Dugaan Penerbitan Surat Sporadik Bodong di Sungai Lulut Kian Meruncing, Pelapor Ungkap Bukti Baru

Banjarmasin, BARITOPOST.CO.ID – Dugaan penerbitan surat keterangan sporadik palsu (bodong) oleh pihak Kelurahan Sungai Lulut terus memanas.

Kasus ini bahkan telah dilaporkan secara resmi kepada Wali Kota Banjarmasin, dan kini pelapor kembali memunculkan bukti baru yang memperkuat dugaan adanya pemalsuan dokumen tanah.

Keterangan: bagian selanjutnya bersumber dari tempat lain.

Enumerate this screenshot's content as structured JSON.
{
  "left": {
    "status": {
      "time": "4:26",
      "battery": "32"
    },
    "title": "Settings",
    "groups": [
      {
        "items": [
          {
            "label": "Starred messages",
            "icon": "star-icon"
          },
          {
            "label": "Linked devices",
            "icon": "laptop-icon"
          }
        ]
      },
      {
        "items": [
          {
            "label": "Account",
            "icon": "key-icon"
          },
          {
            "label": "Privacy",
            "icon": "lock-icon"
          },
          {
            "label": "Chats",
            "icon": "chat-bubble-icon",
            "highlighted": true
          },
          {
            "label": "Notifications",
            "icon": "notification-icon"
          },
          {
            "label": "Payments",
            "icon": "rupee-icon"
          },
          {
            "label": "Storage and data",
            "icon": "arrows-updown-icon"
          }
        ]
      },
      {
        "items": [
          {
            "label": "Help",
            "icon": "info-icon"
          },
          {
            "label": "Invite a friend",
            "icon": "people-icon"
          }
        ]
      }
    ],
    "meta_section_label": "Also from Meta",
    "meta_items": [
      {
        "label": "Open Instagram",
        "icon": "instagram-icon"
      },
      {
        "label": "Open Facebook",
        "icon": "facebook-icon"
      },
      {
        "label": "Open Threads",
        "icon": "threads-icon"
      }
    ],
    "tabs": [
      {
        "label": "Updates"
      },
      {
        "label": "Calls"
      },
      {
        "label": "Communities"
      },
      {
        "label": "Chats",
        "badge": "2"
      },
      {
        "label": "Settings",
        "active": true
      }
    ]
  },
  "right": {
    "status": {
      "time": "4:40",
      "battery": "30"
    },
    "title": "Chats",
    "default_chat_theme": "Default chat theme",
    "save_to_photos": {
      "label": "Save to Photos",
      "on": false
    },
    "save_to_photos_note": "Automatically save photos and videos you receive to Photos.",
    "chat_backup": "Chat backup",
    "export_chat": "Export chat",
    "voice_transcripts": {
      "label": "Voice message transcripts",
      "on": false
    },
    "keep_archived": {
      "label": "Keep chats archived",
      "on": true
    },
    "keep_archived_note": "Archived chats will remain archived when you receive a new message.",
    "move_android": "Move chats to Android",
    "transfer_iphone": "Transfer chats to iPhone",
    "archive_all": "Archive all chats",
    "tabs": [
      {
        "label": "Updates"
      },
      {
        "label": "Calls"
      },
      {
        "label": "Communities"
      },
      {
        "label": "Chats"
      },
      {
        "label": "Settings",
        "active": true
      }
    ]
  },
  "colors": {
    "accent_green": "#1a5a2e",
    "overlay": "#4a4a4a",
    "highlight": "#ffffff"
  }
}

Kepada Barito Post, Kamis (13/11/2025), pelapor Muhammad mengungkap bahwa surat perjanjian ikatan jual beli tertanggal 24 Agustus 2011 yang dibuat oleh Fakhrudin diduga palsu. Dalam surat itu tercantum nama Didi Saberi sebagai penjual sekaligus ahli waris almarhum Saberi bin H. Yusuf. Namun, menurut Muhammad, tidak ada dokumen pendukung seperti buku nikah, surat kematian, maupun akta waris resmi yang membuktikan status tersebut.
“Kalau dasar hukumnya saja tidak ada, berarti surat perjanjian dan sporadik itu juga bodong,” tegasnya.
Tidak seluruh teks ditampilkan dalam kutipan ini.